Dedicado a todos los escritores que participaron en la VIII Microquedada Relatista
Después de un buen puñado de experiencias pendientes de escribir, he caído rendido. Suelo recordar mis sueños con bastante nitidez y siempre sé que estoy soñando. Hoy, en cambio, me siento como en la vigilia. Estoy en un pasillo que no parece tener fin en ninguno de sus dos extremos, aunque no puedo saberlo porque se cierran en un punto de una negrura total. Hay muchas puertas blancas. Abro una al azar y me encuentro en el almuerzo de ese mismo día. Todos me miran un segundo y luego vuelven a sus cosas. Me acerco a Pablo y le pregunto si estamos en un sueño.

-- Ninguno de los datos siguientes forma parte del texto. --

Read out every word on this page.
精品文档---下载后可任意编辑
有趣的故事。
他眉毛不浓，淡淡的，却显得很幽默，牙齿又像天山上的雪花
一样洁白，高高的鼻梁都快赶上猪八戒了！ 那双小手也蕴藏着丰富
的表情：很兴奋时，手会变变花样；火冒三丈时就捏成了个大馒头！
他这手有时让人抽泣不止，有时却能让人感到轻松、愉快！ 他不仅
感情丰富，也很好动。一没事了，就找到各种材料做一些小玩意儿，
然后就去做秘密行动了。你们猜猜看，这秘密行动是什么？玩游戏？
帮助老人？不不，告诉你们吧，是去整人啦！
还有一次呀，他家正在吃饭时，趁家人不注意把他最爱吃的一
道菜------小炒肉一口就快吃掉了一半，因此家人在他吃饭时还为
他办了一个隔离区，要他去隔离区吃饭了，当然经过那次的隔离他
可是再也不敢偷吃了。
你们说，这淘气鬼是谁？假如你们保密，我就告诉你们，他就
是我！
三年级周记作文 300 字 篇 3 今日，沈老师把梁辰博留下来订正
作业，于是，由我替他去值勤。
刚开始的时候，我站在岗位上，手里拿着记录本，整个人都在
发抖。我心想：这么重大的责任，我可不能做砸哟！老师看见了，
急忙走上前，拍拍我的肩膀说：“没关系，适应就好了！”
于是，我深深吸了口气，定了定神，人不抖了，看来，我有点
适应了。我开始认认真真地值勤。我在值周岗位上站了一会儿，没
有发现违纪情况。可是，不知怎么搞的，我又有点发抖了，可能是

—No lo sé —me responde, sin prestarme demasiada atención—. No recuerdo cuánto tiempo llevo aquí. Intento irme pero no puedo.

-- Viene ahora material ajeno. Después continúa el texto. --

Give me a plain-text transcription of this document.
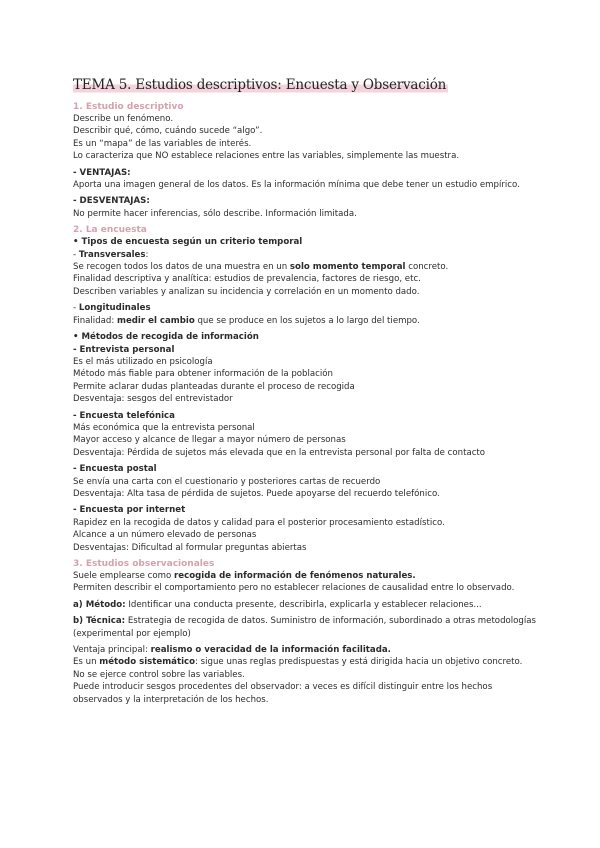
TEMA 5. Estudios descriptivos: Encuesta y Observación
1. Estudio descriptivo
Describe un fenómeno.
Describir qué, cómo, cuándo sucede “algo”.
Es un “mapa” de las variables de interés.
Lo caracteriza que NO establece relaciones entre las variables, simplemente las muestra.
- VENTAJAS:
Aporta una imagen general de los datos. Es la información mínima que debe tener un estudio empírico.
- DESVENTAJAS:
No permite hacer inferencias, sólo describe. Información limitada.
2. La encuesta
• Tipos de encuesta según un criterio temporal
- Transversales:
Se recogen todos los datos de una muestra en un solo momento temporal concreto.
Finalidad descriptiva y analítica: estudios de prevalencia, factores de riesgo, etc.
Describen variables y analizan su incidencia y correlación en un momento dado.
- Longitudinales
Finalidad: medir el cambio que se produce en los sujetos a lo largo del tiempo.
• Métodos de recogida de información
- Entrevista personal
Es el más utilizado en psicología
Método más fiable para obtener información de la población
Permite aclarar dudas planteadas durante el proceso de recogida
Desventaja: sesgos del entrevistador
- Encuesta telefónica
Más económica que la entrevista personal
Mayor acceso y alcance de llegar a mayor número de personas
Desventaja: Pérdida de sujetos más elevada que en la entrevista personal por falta de contacto
- Encuesta postal
Se envía una carta con el cuestionario y posteriores cartas de recuerdo
Desventaja: Alta tasa de pérdida de sujetos. Puede apoyarse del recuerdo telefónico.
- Encuesta por internet
Rapidez en la recogida de datos y calidad para el posterior procesamiento estadístico.
Alcance a un número elevado de personas
Desventajas: Dificultad al formular preguntas abiertas
3. Estudios observacionales
Suele emplearse como recogida de información de fenómenos naturales.
Permiten describir el comportamiento pero no establecer relaciones de causalidad entre lo observado.
a) Método: Identificar una conducta presente, describirla, explicarla y establecer relaciones...
b) Técnica: Estrategia de recogida de datos. Suministro de información, subordinado a otras metodologías (experimental por ejemplo)
Ventaja principal: realismo o veracidad de la información facilitada.
Es un método sistemático: sigue unas reglas predispuestas y está dirigida hacia un objetivo concreto.
No se ejerce control sobre las variables.
Puede introducir sesgos procedentes del observador: a veces es difícil distinguir entre los hechos observados y la interpretación de los hechos.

Todo el mundo parece mantener conversaciones con normalidad. Sin embargo, cuando me acerco a Elisa, que está hablando con dos personas a las que no recuerdo, descubro que no están diciendo nada con sentido:
—Ochocientos cinco —dice Elisa.
—Cuatrocientos dieciséis —le responde una chica rubia.

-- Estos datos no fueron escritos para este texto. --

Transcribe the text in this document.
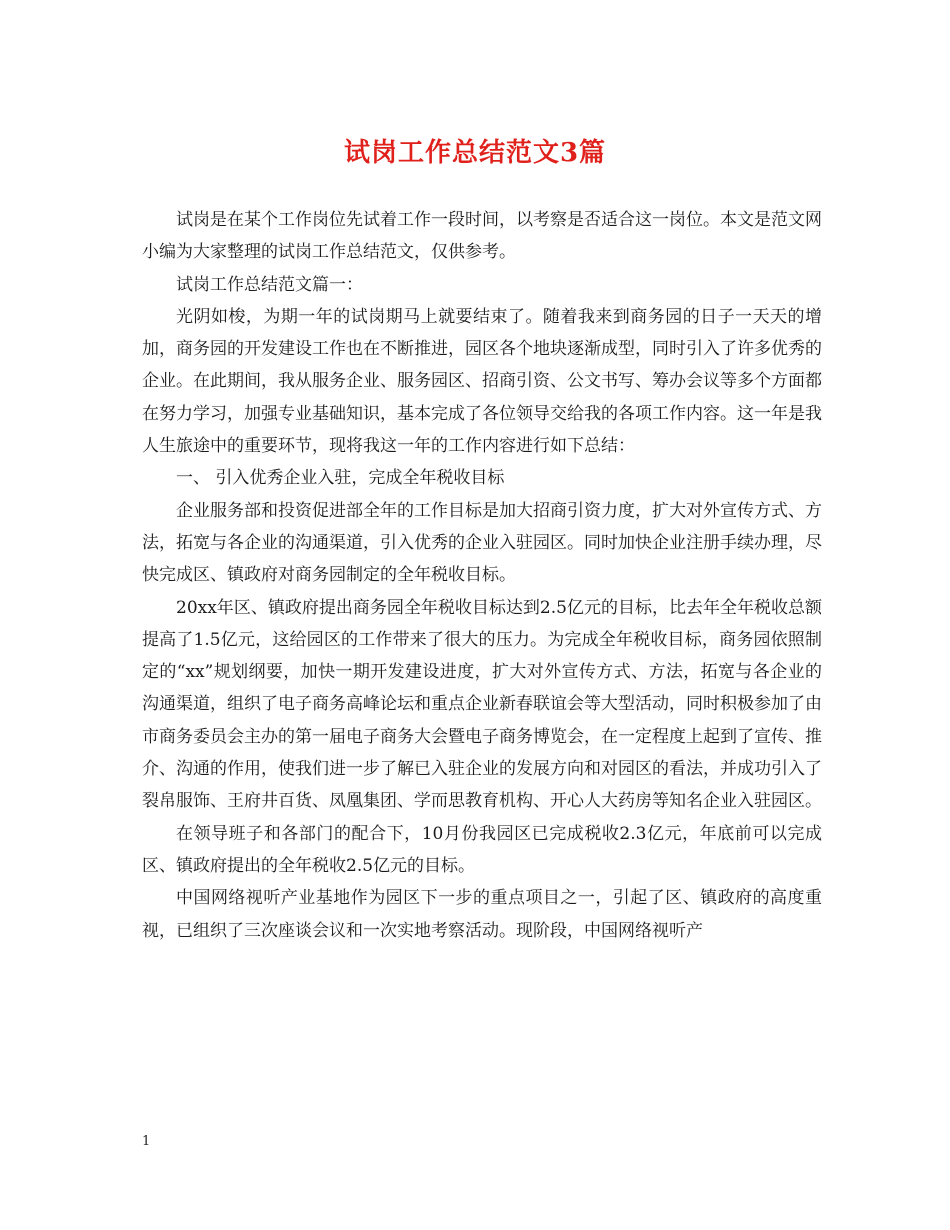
试岗工作总结范文3篇

试岗是在某个工作岗位先试着工作一段时间，以考察是否适合这一岗位。本文是范文网小编为大家整理的试岗工作总结范文，仅供参考。

试岗工作总结范文篇一：

光阴如梭，为期一年的试岗期马上就要结束了。随着我来到商务园的日子一天天的增加，商务园的开发建设工作也在不断推进，园区各个地块逐渐成型，同时引入了许多优秀的企业。在此期间，我从服务企业、服务园区、招商引资、公文书写、筹办会议等多个方面都在努力学习，加强专业基础知识，基本完成了各位领导交给我的各项工作内容。这一年是我人生旅途中的重要环节，现将我这一年的工作内容进行如下总结：

一、 引入优秀企业入驻，完成全年税收目标

企业服务部和投资促进部全年的工作目标是加大招商引资力度，扩大对外宣传方式、方法，拓宽与各企业的沟通渠道，引入优秀的企业入驻园区。同时加快企业注册手续办理，尽快完成区、镇政府对商务园制定的全年税收目标。

20xx年区、镇政府提出商务园全年税收目标达到2.5亿元的目标，比去年全年税收总额提高了1.5亿元，这给园区的工作带来了很大的压力。为完成全年税收目标，商务园依照制定的“xx”规划纲要，加快一期开发建设进度，扩大对外宣传方式、方法，拓宽与各企业的沟通渠道，组织了电子商务高峰论坛和重点企业新春联谊会等大型活动，同时积极参加了由市商务委员会主办的第一届电子商务大会暨电子商务博览会，在一定程度上起到了宣传、推介、沟通的作用，使我们进一步了解已入驻企业的发展方向和对园区的看法，并成功引入了裂帛服饰、王府井百货、凤凰集团、学而思教育机构、开心人大药房等知名企业入驻园区。

在领导班子和各部门的配合下，10月份我园区已完成税收2.3亿元，年底前可以完成区、镇政府提出的全年税收2.5亿元的目标。

中国网络视听产业基地作为园区下一步的重点项目之一，引起了区、镇政府的高度重视，已组织了三次座谈会议和一次实地考察活动。现阶段，中国网络视听产

1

—Treinta y dos —agrega un tipo con ojos de halcón.
Regreso al pasillo. Pruebo suerte con otra puerta. Estoy en Río Grande, donde se había celebrado la cena inaugural. Están empezando a conocerse. Sin cerrar esa puerta, vuelvo a abrir la anterior y el almuerzo sigue desarrollándose, con personas duplicadas en ambas salas. Imagino que sería divertido poner a alguien frente a su doble. Voy a donde la cena, cojo a Maca del brazo y le pido que me acompañe. Ha debido de adivinar mis intenciones porque se frena en seco.
—No puedo —dice en un tono indescifrable—. Todo debe resolverse donde corresponde.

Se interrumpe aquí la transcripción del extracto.